I think you would be hard pushed to get better than "random with known characteristics" for most workloads (as always, there are exceptions where the workload is known very accurately). Enough independent random accesses and tight enough characteristics will give you the determinism you are looking for. (If 50 people aim shotguns at a flock of geese, it doesn't matter if they aim randomly or at carefully assigned targets - the result is a fairly even spread across the flock.)

This is not really much
different from raid0 - small accesses will be scattered across the
different disks.

It's very different.  And no they won't be scattered across the disks
with a striped array.  When aligned to a striped array, XFS will
allocate all files at the start of a stripe.  If the file is smaller
than sunit it will reside entirely on the first disk.  This creates a
massive IO hotspot.  If the workload consists of files that are all or
mostly smaller than sunit, all other disks in the striped array will sit
idle until the filesystem is sufficiently full that no virgin stripes
remain.  At this point all allocation will become unaligned, or aligned
to sunit boundaries if possible, with new files being allocated into the
massive fragmented free space.  Performance can't be any worse than this
scenario.

/This/ is a key point that is new to me.
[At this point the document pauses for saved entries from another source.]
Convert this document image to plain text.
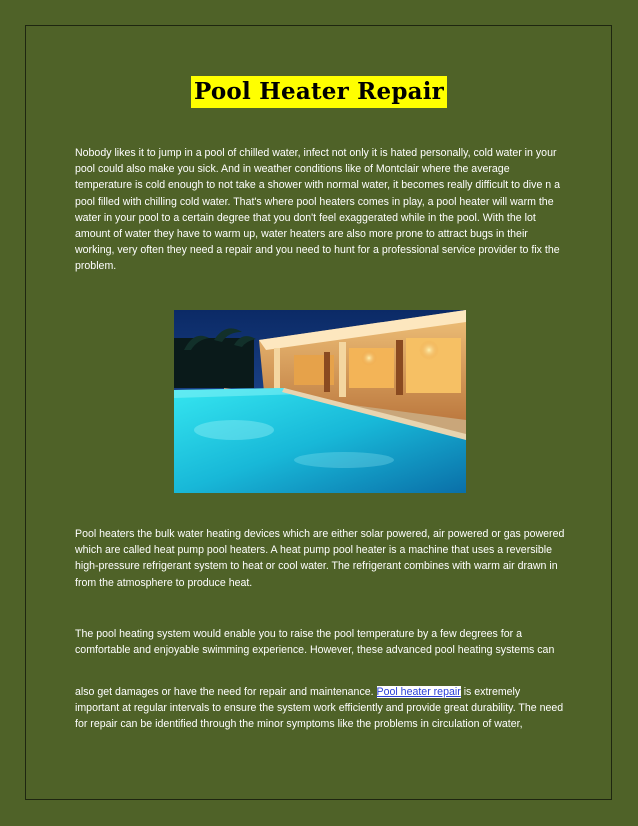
Pool Heater Repair

Nobody likes it to jump in a pool of chilled water, infect not only it is hated personally, cold water in your pool could also make you sick. And in weather conditions like of Montclair where the average temperature is cold enough to not take a shower with normal water, it becomes really difficult to dive n a pool filled with chilling cold water. That's where pool heaters comes in play, a pool heater will warm the water in your pool to a certain degree that you don't feel exaggerated while in the pool. With the lot amount of water they have to warm up, water heaters are also more prone to attract bugs in their working, very often they need a repair and you need to hunt for a professional service provider to fix the problem.

Pool heaters the bulk water heating devices which are either solar powered, air powered or gas powered which are called heat pump pool heaters. A heat pump pool heater is a machine that uses a reversible high-pressure refrigerant system to heat or cool water. The refrigerant combines with warm air drawn in from the atmosphere to produce heat.

The pool heating system would enable you to raise the pool temperature by a few degrees for a comfortable and enjoyable swimming experience. However, these advanced pool heating systems can

also get damages or have the need for repair and maintenance. Pool heater repair is extremely important at regular intervals to ensure the system work efficiently and provide great durability. The need for repair can be identified through the minor symptoms like the problems in circulation of water,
It is a specific detail of XFS that I was not aware of, and I fully agree it makes a very significant difference.

I am trying to think /why/ XFS does it this way. I assume there is a good reason. Could it be the general point that big files usually start as small files, and that by allocating in this way XFS aims to reduce fragmentation and maximise stripe throughput as the file grows?


One thing I get from this is that if your workload is mostly small files (smaller than sunit), then linear concat is going to give you better performance than raid0 even if the accesses are not very evenly spread across allocation groups - pretty much anything is better than concentrating everything on the first disk only. (Of course, if you are only accessing small files and you /don't/ have a lot of parallelism, then performance is unlikely to matter much.)
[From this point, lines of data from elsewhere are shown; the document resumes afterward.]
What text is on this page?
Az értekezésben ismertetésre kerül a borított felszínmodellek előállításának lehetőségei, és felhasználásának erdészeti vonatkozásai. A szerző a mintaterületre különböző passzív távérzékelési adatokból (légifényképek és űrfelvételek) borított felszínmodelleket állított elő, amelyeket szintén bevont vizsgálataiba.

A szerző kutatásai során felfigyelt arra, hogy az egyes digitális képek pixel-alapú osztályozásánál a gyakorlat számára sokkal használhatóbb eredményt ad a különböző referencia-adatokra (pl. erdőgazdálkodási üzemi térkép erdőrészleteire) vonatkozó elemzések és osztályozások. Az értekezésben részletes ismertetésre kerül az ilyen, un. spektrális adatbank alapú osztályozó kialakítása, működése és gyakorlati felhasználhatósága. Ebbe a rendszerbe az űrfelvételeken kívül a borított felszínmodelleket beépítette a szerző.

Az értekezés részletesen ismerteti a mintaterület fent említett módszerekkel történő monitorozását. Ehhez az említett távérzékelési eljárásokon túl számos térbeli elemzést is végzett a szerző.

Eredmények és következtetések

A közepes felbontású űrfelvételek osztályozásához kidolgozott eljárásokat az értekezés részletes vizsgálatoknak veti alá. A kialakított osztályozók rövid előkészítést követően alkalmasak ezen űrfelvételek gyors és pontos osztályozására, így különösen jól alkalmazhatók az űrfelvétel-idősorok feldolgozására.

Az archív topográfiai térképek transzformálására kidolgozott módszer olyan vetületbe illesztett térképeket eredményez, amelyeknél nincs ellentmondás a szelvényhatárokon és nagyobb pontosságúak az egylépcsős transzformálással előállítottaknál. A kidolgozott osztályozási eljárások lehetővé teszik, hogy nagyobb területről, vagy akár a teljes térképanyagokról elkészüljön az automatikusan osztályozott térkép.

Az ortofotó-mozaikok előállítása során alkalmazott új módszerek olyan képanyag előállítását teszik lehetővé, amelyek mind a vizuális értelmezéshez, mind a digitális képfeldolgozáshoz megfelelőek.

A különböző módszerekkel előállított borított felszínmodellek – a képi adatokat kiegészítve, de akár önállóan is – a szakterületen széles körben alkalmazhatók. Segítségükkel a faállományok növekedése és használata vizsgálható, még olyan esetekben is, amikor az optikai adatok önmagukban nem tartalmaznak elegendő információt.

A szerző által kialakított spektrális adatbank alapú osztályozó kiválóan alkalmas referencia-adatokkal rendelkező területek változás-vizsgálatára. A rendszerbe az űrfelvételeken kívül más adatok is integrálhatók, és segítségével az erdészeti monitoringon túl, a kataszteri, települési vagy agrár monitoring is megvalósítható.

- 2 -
You can format XFS without alignment on a striped array and avoid the
single drive hotspot above.  However, file placement within the AGs and
thus on the stripe is non-deterministic, because you're not aligned.
XFS doesn't know where the chunk and stripe boundaries are.  So you'll
still end up with hot spots, some disks more active than others.

This is where a properly designed XFS over concatenation may help.  I
say "may" because if you're not hitting #2-3 it doesn't matter.  The
load may not be sufficient to expose the architectural defect in either
of the striped architectures above.

So, again, use of XFS over concatenation is workload specific.  And 4 of
the criteria to evaluate whether it should be used are above.

The big difference comes when there is a large
file access - with raid0, you will block /all/ other accesses for a
time, while with concat (over three disks) you will block one third
of the accesses for three times as long.

You're assuming a mixed workload.  Again, XFS over concatenation is
never used with a mixed, i.e. non-deterministic, workload.  It is used
only with workloads that exhibit determinism.


Yes, I am assuming a mixed workload (partly because that's what the OP has).

Once again:  "This is a very workload specific storage architecture"


I think most people, including me, understand that it is workload-specific. What we are learning is exactly what kinds of workload are best suited to which layout, and why. The ideal situation is to be able to test out many different layouts under real-life loads, but I think that's unrealistic in most cases. So the best we can do is try to learn the theory.

How many times have I repeated this on this list?  Apparently not enough.


I try to listen in to most of these threads, and sometimes I join in. Usually I learn a little more each time. I hope the same applies to others here.

The general point - that filesystem and raid layout is workload dependent - is one of these things that cannot be repeated too often, I think.